Better science won’t save us from this threat so ancient and yet so new.
Ancient Weapons for a New War
The past few days I have been re-reading René Girard’s most important contribution to the psychology of war, “Battling to the End.” He writes this:
“The twilight of war could result in the worst, as it could in the best. There is no destiny involves because humans are entirely able to renounce their violence. Ancient India had a capacity for renunciation that the West does not imagine. There is an implacable Hindu view on this precisely because that culture does not fear to acknowledge that human activity essentially comes under the category of war. The Iliad is nothing next to the Mahabharata. This is not a question of believing in catastrophe at all cost or of comparing the number of dead today with that of yesterday in order bring the seriousness of our time into perspective. We have to understand the unpredictability of violence is what is new: political rationality, the latest form of ancient rituals, has failed. We have entered a world of pure reciprocity…”
There is so much to say about the unfolding situation in Ukraine from a Girardian perspective that I don’t even know where to begin.
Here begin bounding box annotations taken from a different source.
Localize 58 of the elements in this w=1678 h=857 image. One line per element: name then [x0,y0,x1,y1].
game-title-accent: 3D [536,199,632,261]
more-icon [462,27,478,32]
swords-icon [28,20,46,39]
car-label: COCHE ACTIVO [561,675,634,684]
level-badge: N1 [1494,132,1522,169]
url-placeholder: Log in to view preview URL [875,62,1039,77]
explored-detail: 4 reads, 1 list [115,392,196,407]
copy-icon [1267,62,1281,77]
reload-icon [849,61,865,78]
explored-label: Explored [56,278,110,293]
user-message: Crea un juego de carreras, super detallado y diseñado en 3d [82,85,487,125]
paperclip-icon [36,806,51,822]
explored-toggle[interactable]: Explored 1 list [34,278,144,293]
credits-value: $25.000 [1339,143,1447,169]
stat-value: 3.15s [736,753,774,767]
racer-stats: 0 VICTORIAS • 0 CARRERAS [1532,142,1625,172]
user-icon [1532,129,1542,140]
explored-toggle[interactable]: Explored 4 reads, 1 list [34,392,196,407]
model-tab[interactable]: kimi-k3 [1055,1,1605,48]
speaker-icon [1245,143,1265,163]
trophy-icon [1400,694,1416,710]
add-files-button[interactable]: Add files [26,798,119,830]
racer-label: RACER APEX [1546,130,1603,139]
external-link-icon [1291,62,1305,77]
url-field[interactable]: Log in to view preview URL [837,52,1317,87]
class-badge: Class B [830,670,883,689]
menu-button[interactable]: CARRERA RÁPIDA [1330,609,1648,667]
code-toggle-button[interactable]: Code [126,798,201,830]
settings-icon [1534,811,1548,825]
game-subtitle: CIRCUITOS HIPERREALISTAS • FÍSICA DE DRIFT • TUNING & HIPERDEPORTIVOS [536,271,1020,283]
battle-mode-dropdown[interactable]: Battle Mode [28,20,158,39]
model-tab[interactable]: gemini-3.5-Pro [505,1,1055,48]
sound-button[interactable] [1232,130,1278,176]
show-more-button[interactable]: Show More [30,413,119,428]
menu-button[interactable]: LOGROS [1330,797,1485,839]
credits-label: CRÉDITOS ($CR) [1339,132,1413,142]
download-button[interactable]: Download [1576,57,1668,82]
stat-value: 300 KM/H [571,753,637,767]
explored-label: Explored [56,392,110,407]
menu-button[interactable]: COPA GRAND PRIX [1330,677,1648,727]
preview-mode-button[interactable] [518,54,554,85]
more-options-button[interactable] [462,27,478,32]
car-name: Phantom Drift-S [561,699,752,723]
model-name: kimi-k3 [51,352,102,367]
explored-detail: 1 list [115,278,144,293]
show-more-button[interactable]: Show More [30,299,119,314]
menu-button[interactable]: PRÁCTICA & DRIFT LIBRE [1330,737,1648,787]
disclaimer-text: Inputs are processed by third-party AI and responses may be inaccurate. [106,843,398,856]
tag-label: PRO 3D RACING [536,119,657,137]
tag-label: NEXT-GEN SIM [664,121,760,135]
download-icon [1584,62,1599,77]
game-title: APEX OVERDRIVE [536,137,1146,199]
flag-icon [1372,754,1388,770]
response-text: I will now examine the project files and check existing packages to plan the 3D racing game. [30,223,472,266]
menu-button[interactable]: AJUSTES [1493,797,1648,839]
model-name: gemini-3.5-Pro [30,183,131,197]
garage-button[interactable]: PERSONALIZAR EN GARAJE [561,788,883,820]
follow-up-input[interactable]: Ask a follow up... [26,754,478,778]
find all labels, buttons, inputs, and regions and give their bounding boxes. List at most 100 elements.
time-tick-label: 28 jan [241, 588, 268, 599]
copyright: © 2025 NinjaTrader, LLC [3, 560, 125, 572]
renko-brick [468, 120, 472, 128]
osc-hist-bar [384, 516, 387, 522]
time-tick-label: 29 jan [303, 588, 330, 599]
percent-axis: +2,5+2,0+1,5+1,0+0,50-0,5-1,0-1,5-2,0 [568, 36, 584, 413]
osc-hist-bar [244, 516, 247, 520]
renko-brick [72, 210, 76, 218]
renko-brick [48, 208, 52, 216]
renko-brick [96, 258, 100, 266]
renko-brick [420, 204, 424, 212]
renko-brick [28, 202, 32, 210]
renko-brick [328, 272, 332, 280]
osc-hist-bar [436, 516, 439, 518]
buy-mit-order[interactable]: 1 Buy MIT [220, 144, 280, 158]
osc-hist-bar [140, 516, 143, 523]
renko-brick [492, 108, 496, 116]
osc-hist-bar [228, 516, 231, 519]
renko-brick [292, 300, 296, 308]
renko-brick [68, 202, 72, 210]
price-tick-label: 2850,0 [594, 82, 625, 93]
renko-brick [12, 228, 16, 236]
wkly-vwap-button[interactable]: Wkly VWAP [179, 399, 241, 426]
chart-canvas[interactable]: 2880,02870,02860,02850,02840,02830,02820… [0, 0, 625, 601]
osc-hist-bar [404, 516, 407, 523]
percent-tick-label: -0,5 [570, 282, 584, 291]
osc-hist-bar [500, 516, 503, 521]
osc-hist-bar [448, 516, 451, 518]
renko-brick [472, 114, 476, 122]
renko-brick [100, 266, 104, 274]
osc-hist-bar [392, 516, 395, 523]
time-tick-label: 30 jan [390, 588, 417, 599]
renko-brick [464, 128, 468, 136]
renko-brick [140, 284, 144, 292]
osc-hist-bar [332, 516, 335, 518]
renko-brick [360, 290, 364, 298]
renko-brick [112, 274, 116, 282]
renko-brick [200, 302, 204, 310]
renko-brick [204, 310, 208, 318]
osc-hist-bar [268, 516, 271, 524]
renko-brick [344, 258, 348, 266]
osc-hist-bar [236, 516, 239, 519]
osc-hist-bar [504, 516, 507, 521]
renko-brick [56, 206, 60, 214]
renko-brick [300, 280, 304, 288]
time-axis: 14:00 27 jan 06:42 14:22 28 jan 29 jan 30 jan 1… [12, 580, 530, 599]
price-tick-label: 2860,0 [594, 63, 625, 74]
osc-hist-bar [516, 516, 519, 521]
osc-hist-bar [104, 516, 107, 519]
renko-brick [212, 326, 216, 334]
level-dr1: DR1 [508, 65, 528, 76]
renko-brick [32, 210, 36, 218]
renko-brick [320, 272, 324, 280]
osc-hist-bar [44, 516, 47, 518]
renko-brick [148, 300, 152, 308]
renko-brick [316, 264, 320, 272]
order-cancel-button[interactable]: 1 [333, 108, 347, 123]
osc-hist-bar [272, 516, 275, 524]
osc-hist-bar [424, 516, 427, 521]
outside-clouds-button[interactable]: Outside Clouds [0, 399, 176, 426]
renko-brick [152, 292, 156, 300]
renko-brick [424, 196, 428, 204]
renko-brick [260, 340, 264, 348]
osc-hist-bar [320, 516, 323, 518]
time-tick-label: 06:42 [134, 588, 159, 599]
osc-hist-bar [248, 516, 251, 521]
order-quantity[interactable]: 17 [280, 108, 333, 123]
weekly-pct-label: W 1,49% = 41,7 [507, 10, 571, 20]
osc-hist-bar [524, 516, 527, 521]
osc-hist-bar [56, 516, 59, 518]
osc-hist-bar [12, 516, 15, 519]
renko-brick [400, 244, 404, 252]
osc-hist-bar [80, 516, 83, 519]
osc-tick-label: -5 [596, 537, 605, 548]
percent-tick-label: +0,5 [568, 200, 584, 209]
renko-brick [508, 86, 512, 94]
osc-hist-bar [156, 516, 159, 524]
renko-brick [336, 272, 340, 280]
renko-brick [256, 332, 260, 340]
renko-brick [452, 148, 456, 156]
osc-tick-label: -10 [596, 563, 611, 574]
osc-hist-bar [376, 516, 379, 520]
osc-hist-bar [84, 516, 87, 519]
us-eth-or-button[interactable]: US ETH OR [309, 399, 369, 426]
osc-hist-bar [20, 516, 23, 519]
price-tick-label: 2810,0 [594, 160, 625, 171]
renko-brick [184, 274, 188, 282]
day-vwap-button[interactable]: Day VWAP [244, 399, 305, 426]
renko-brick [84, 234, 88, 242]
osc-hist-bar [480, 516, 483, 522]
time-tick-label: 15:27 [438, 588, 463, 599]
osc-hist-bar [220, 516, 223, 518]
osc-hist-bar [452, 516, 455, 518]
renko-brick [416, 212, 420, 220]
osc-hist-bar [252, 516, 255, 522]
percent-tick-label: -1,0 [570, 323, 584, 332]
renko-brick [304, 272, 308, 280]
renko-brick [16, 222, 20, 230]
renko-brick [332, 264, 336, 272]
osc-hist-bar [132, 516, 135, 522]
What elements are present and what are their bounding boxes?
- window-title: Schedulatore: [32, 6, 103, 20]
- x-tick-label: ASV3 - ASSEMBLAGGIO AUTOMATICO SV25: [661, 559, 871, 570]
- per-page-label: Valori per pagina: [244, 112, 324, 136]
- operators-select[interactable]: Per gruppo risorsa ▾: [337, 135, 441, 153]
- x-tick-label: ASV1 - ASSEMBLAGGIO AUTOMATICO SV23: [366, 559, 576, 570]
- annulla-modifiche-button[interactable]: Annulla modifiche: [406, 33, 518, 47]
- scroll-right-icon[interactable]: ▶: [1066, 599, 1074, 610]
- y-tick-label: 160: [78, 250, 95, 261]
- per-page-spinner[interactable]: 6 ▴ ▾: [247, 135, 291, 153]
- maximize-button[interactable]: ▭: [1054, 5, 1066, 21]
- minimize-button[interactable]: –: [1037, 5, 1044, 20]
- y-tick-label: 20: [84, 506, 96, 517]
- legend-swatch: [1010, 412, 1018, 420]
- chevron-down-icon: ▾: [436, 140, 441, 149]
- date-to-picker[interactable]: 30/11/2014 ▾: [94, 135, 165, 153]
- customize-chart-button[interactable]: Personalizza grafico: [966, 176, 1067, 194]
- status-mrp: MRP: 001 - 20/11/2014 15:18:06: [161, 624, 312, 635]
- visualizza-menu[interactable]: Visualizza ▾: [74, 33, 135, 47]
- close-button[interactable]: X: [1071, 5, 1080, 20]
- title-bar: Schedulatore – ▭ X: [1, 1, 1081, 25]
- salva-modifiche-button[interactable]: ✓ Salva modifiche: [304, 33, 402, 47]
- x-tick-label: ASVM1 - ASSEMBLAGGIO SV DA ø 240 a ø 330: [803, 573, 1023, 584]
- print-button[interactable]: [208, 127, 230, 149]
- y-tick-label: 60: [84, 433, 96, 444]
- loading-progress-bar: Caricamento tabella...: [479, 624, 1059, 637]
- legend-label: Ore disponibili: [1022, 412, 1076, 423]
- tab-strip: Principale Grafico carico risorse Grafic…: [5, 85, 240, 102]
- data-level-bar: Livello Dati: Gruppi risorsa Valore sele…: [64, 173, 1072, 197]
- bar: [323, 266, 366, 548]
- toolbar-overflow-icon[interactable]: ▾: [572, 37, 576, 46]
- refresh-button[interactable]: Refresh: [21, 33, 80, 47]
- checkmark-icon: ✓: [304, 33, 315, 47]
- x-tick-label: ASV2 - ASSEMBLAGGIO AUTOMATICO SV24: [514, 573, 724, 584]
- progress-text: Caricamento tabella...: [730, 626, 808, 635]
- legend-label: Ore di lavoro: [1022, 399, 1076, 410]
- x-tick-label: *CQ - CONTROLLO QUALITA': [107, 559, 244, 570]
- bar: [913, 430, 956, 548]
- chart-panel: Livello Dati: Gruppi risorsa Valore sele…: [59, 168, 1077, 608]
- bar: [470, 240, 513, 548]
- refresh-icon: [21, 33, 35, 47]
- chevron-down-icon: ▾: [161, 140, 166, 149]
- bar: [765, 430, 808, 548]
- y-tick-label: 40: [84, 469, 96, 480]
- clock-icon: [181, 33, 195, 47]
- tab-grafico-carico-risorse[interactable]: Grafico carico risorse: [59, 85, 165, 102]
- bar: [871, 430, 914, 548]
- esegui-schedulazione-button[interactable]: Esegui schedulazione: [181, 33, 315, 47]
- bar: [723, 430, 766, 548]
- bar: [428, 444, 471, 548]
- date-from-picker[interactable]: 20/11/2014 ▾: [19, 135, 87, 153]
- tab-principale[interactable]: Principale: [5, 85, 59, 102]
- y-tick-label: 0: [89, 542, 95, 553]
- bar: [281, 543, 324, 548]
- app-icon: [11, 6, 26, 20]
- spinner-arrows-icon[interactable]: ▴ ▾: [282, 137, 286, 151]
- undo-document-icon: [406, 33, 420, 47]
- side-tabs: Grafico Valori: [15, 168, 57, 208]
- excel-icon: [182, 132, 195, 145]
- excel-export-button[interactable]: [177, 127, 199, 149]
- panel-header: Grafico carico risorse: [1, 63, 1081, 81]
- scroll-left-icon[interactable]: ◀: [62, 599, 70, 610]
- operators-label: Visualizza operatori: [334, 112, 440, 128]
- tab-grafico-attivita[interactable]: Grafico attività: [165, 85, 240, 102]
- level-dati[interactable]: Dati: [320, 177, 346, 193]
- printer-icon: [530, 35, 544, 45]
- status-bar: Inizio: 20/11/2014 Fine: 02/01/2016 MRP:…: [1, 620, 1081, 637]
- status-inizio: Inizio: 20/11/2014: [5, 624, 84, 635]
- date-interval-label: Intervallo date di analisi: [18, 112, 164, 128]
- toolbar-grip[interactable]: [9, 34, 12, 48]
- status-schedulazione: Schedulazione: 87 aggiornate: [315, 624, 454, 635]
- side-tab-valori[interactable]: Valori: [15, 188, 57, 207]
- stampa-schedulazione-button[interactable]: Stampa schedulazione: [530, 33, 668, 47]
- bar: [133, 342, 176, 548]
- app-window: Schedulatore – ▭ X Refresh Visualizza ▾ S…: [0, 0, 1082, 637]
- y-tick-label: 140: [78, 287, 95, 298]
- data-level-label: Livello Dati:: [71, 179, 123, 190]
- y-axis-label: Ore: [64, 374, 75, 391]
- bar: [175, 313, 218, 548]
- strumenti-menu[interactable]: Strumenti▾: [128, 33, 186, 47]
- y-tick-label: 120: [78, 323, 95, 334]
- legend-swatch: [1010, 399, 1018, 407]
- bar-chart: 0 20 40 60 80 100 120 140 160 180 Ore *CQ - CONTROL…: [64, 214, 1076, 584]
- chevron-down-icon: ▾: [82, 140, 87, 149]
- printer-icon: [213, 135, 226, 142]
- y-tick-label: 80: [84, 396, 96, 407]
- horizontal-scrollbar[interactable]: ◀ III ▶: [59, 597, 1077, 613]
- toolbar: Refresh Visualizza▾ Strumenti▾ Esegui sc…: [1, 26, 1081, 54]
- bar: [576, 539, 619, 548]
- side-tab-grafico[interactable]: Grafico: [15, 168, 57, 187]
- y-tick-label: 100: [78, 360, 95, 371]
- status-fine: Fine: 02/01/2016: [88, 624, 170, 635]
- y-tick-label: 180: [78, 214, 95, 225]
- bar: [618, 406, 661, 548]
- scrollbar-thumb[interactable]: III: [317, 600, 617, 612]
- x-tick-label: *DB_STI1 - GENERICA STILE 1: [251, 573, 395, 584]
The world doesn’t need another Hot Take, and I don’t want this edition of the newsletter to consist of an extended commentary on Girard’s book. (You’re better off just reading it.)
I’m also aware that the ‘political rationality’ that Girard makes reference to—which our leaders think is a substitute for renunciation, even in the face of an irrational actor—would be the very trap I would be falling into by attempting to make the rational case against mimetic escalation.
I have been at a loss as to what exactly to do or write. As I walked around my neighborhood in Washington, DC, today (a beautiful one) I started to simply look forward to—actually long for—this coming Wednesday, which is Ash Wednesday: the beginning of Lent in my tradition. This provided me with the solace of hope.
I’ve never hungered for hunger so much in my life.